Explore Chicago’s amazing architecture from the unique perspective of elevated trains and station platforms…
For nearly 25 years after its completion, the Willis Tower, formerly known as the Sears Tower, held the title of tallest building in the world.
Standing 110 stories tall, its black aluminum and bronze-tinted glass exterior has become emblematic of Chicago, a city crazy about its architecture. Although its record-breaking height has been surpassed several times over, its innovative structural design remains noteworthy. The Willis Tower laid the foundation for the supertall buildings being built today.
Bruce Graham and Fazlur Kahn’s game-changing design
Architects have always been tasked with designing tall buildings to resist wind loads. But as buildings continued to grow taller and taller, new solutions were required. When this 110-story tower was designed, architect Bruce Graham and structural engineer Fazlur Khan of Skidmore, Owings & Merrill (SOM) utilized the bundled tube system to address structural problems never before seen at this scale. Their use of the innovative system ushered in a whole new era of skyscrapers.
The tower is comprised of a cluster of nine tubes connected together to act as a single unit. The tubes support one another, strengthening the structure as a whole. Meanwhile, the variations in tube height disrupt the force of the wind.
The building formerly, and sometimes still, known as Sears Tower
In 1969, Sears Roebuck and Company was the world's largest retailer, employing approximately 350,000 people across Chicago. In order to consolidate current staff and accommodate anticipated growth, the company hired SOM to design a three million-square-foot office tower.
The location of the tower was strategically selected for its proximity to expressways and commuter rail lines to benefit Sears employees. But in the end, the tower’s location proved to be advantageous for the city as well. The inhabitants of the bustling office building generated new energy in a formerly stagnant West Loop neighborhood.
This history explains why many Chicagoans still nostalgically refer to the building as the Sears Tower, although it hasn’t technically been the Sears Tower for years.
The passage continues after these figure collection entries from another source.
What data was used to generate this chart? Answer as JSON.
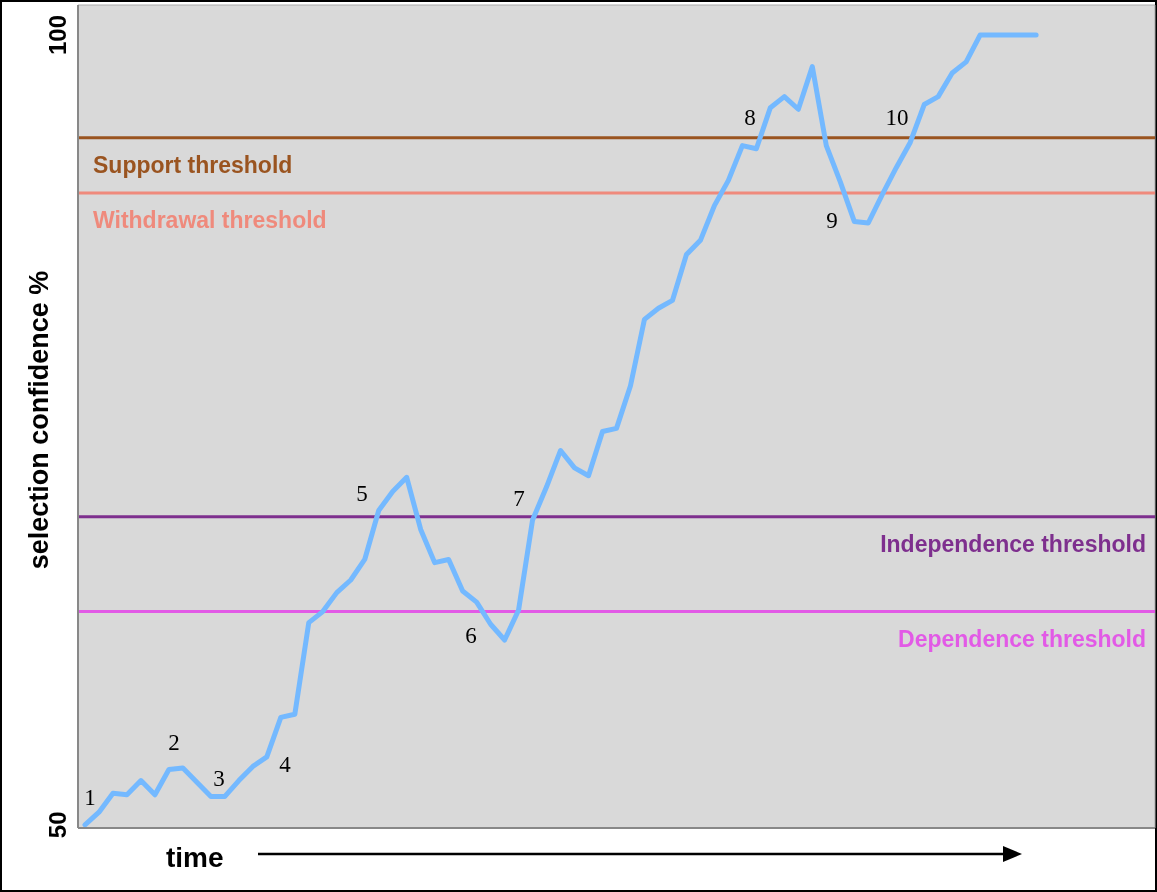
{
  "chart_data": {
    "type": "line",
    "ylabel": "selection confidence %",
    "xlabel": "time",
    "categories": [
      null,
      null,
      null,
      null,
      null,
      null,
      null,
      null,
      null,
      null,
      null,
      null,
      null,
      null,
      null,
      null,
      null,
      null,
      null,
      null,
      null,
      null,
      null,
      null,
      null,
      null,
      null,
      null,
      null,
      null,
      null,
      null,
      null,
      null,
      null,
      null,
      null,
      null,
      null,
      null,
      null,
      null,
      null,
      null,
      null,
      null,
      null,
      null,
      null,
      null,
      null,
      null,
      null,
      null,
      null,
      null,
      null,
      null,
      null,
      null,
      null,
      null,
      null,
      null,
      null,
      null,
      null,
      null,
      null,
      null,
      null,
      null,
      null,
      null,
      null,
      null,
      null
    ],
    "series": [
      {
        "color": "#74b9ff",
        "values": [
          50,
          50.8,
          52,
          51.9,
          52.8,
          51.9,
          53.5,
          53.6,
          52.7,
          51.8,
          51.8,
          52.8,
          53.7,
          54.3,
          56.8,
          57,
          62.8,
          63.5,
          64.7,
          65.5,
          66.8,
          69.9,
          71.1,
          72,
          68.7,
          66.6,
          66.8,
          64.8,
          64.1,
          62.7,
          61.7,
          63.6,
          69.3,
          71.4,
          73.7,
          72.6,
          72.1,
          74.9,
          75.1,
          77.8,
          82,
          82.7,
          83.2,
          86.1,
          87,
          89.2,
          90.8,
          93,
          92.8,
          95.4,
          96.1,
          95.3,
          98,
          93,
          90.7,
          88.2,
          88.1,
          89.9,
          91.6,
          93.2,
          95.6,
          96.1,
          97.6,
          98.3,
          100,
          100,
          100,
          100,
          100,
          null,
          null,
          null,
          null,
          null,
          null,
          null,
          null
        ]
      }
    ],
    "ylim": [
      49.8,
      101.9
    ],
    "yticks": [
      50,
      100
    ],
    "tick_labels": "y",
    "marker": "none",
    "line_style": "solid",
    "ref_lines": [
      {
        "axis": "y",
        "value": 93.5,
        "label": "Support threshold",
        "color": "#9a5420"
      },
      {
        "axis": "y",
        "value": 90,
        "label": "Withdrawal threshold",
        "color": "#ef8a7c"
      },
      {
        "axis": "y",
        "value": 69.5,
        "label": "Independence threshold",
        "color": "#7e2f8e"
      },
      {
        "axis": "y",
        "value": 63.5,
        "label": "Dependence threshold",
        "color": "#e25ae6"
      }
    ],
    "annotations": [
      "1",
      "2",
      "3",
      "4",
      "5",
      "6",
      "7",
      "8",
      "9",
      "10"
    ]
  }
}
In 2009, the London-based insurance broker Willis Group Holdings leased more than 140,000 square feet of office space on three floors of the Sears Tower. Their contract included naming rights for 15 years. On July 16, 2009, the name of the building was officially changed to Willis Tower.
From Street To Sky
In 2015, Blackstone, Inc. purchased the Willis Tower and immediately began the biggest restoration project in the building’s history, referred to as a “street to sky” re-envisioning. While the building was originally conceived as a single-use structure, architects Gensler, SkB Architects, and OLIN aimed to transform the space into a modern mix of uses available to office workers, residents, and tourists.
One of the most notable transformations is the “Catalog”—named so as an homage to the classic Sears Catalog—a multi-level, 400,000-square-foot open lobby which features new dining, entertainment, and retail spaces. A new, 30,000-square-foot public park on the podium’s roof can host everything from yoga classes and concerts to weddings and special events.
The Tower’s transformation has included several nods to Chicago architecture including dark aluminum cladding which references the tower above, and terra cotta detail, a nod to the material’s abundant use throughout the city. Two large-scale art installations—In the Heart of this Infinite Particle of Galactic Dust by Jacob Hashimoto and Atmospheric Wave Wall by Olafur Eliasson—activate both the lobby and exterior of the building.